The fact that “we will end up accommodating the formalist methodologies of computer algorithms,” Auerbach suggests, will have a conservative effect:
The problem is one of ambiguity as much as nonneutrality. A reductive ontology of the world emerges, containing aspects both obvious and dubious. Search engines crawl Wikipedia and Amazon, Facebook tries to create their own set of inferred metadata, the categories propagate, and so more of the world is shoehorned into an ontology reflecting ad hoc biases and received ideas.
So from the cliché that computers are so smart and yet so dumb, Auerbach reaches the striking climax of his argument:
Because computers cannot come to us and meet us in our world, we must continue to adjust our world and bring ourselves to them. We will define and regiment our lives, including our social lives and our perceptions of our selves, in ways that are conducive to what a computer can “understand.” Their dumbness will become ours.
It’s a fascinating, insightful, and persuasive analysis. There are just two qualifications that I might make to the argument.
First, I would note that while computers are a relatively new technology, bureaucracies are not, and bureaucracies also require that people be placed in defined buckets and otherwise try to structure often fluid realities, and have been shaping human life for centuries. Historians, anthropologists and sociologists, for example, have analyzed at length how the in the European industrial revolution imposed a new structure and “time discipline” on daily life that is absent to this day in largely rural, undeveloped cultures, where a meeting may be arranged for “when the sun is somewhere over there in the sky” rather than for, say, 3:15 P.M. That said, it still seems plausible that, through computers, that kind of rationalization (and control) may be permeating our social lives and our definition of self more than ever before.
Second, I also suspect, as I have argued previously, that computers will actually “come to us and meet us in our world” more than Auerbach allows—that they will quickly become more quirky and unpredictable even as they become smarter, more flexible, and more accurate in their predictions and classifications. Perhaps in Auerbach’s terms that boils down to a prediction that nonsemantic data mining approaches to knowledge will continue to make inroads and take over more and more of the functions that so far are relegated to the structured ontologies he discusses.

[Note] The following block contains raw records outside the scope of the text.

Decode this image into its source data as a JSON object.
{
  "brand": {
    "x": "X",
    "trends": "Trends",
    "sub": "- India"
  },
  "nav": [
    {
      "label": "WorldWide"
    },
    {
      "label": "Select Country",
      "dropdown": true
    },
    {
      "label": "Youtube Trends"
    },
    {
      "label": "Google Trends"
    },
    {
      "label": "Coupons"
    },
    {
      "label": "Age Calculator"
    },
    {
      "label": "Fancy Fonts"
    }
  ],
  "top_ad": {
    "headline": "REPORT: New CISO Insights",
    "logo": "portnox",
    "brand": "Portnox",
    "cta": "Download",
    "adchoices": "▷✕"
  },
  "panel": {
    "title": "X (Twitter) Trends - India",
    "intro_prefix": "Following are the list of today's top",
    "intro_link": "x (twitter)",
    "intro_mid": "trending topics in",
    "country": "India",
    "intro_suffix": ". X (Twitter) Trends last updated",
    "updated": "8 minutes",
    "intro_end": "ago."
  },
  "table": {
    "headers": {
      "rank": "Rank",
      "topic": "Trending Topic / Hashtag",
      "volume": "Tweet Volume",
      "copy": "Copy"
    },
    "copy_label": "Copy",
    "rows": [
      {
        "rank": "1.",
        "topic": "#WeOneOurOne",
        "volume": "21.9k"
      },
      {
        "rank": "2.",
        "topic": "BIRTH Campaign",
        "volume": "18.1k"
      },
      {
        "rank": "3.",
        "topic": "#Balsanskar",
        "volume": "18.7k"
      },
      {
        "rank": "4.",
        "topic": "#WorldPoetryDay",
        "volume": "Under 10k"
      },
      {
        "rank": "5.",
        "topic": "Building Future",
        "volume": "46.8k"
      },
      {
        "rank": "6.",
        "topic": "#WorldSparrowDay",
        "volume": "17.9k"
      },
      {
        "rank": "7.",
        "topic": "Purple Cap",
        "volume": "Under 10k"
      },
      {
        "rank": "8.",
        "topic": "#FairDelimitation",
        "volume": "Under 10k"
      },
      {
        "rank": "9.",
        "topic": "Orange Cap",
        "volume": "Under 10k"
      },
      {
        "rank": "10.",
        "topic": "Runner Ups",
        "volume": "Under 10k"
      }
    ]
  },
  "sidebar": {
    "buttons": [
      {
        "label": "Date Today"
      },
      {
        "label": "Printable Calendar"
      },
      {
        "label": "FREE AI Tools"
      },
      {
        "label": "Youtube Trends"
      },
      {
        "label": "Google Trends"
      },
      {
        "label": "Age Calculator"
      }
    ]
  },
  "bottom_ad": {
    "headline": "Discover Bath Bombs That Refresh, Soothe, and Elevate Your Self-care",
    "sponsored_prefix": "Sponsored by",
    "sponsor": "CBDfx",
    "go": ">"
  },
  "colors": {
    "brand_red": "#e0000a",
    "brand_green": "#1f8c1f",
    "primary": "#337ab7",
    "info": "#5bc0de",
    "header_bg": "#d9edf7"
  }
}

How would that affect us? While Auerbach’s Ascent of the Ontologies will flatten and coarsen our interactions and our definitions of self, the vision I have warned about is that the rise of unpredictable nonsemantic data mining will turn us into “quivering, neurotic beings living in a psychologically oppressive world in which we’re constantly aware that our every smallest move is being charted, measured, and evaluated against the like actions of millions of other people—and then used to judge us in unpredictable ways.” Auerbach’s vision is one of control—including the illusion that we ourselves possess control (as when we cheerfully categorize ourselves for the world on Facebook)—permeating our beings, while I warn about algorithms, albeit ultimately serving the purposes of large organizations and their impulse toward control.
In the end, the social effects of ontologies and of data mining are not mutually incompatible and perhaps are even mutually reinforcing. Perhaps the only difference is that Auerbach focuses more on how we will place ourselves into ontological buckets, with all the implications that will have for the modern soul, while I am more focused on how computerized data mining algorithms will do that for us, with all the civil liberties implications that will bring.